Rasa nyeri yang mulai lagi datang bertubi-tubi, membuat seluruh tubuhnya menggigil, wajahnya makin pucat dan dia memejamkan mata, mengerahkan tenaga untuk mendorong keluar bayi yang meronta dalam perutnya, terengah-engah dan merintih-rintih. Pikirannya tidak sempat memikirkan soal nanti. Rasa nyeri menguasai seluruh pikirannya dan keinginan satu-satunya hanyalah mengeluarkan anak yang menyiksanya itu! 

Setelah berkali-kali diserang oleh rasa nyeri yang nyaris membuatnya pingsan, dan menjelang tengah malam, lahirlah bayi itu. Tangis nyaring meledak dan memecahkan kesunyian di dalam gua. Rara Sedah Mirah merasa kelegaan yang amat luar biasa menyelubunginya dibarengi keharuan yang membuat dia sesak napas dan begitu mendengar suara jerit tangis pertama dari bayi yang tergolek di antara kedua pahanya, matanya berkunang-kunang, keringat mengalir deras dri seluruh tubuhnya. Seluruh kekuatan tubuhnya bekerja keras untuk mengeluarkan jabang bayi dari dalam perutnya, maka perasan gembira, lega, haru bercampur aduk menjadi satu, dia mengeluh dan pingsan.***

KELAHIRAN yang terjadi di dalam guha itu, yang dialami oleh Rara Sedah Mirah, tanpa pembantu sama sekali, merupakan satu di antara keajaiban-keajaiban yang terjadi setiap saat di dunia ini, namun tidak tampak oleh orang-orang yang memang tidak memperhatikannya. Rara Sedah Mirah pingsan dan segala sesuatunya tergantung sepenuhnya kepada aturan alamiah itu.

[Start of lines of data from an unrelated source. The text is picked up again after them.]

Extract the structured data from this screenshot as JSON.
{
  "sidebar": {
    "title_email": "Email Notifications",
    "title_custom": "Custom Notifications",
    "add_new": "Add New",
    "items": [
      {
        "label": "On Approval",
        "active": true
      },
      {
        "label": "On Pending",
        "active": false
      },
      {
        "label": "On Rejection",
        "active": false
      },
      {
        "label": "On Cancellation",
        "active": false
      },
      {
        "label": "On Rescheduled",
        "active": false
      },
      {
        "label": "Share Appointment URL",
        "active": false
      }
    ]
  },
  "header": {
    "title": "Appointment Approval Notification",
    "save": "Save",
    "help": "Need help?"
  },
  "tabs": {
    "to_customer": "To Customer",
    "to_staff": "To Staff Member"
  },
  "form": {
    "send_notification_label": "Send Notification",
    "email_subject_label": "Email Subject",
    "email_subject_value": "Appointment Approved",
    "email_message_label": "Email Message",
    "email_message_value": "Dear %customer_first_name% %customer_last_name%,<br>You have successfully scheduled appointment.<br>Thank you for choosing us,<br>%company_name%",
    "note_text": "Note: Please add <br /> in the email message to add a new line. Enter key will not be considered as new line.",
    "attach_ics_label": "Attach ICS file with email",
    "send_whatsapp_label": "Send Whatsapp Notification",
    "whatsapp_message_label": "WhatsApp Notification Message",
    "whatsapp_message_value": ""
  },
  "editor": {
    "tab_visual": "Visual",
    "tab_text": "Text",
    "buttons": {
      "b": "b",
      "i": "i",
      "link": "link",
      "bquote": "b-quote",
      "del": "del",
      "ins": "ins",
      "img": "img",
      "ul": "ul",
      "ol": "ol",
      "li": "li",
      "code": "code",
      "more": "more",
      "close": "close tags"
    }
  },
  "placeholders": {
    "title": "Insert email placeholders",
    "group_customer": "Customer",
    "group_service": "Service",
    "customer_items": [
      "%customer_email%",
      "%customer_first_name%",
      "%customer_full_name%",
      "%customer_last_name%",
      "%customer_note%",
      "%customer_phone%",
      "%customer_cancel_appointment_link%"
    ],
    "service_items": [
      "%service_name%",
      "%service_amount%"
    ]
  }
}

Dalam keadaan pingsan itu, pulih kembali kenormalan dalam diri Rara Sedah Mirah, napasnya menjadi teratur, wajahnya menjadi merah lagi, dan darahpun berhenti mengalir. Himpitan perasaan batin yang lebih banyak mempengaruhi raga dan lebih-lebih jiwanya, yang membuat Sedah Mirah tak sadarkan diri sampai keesokan harinya, ketika sinar matahari pagi telah menerobos masuk ke dalam gua yang amat sunyi itu.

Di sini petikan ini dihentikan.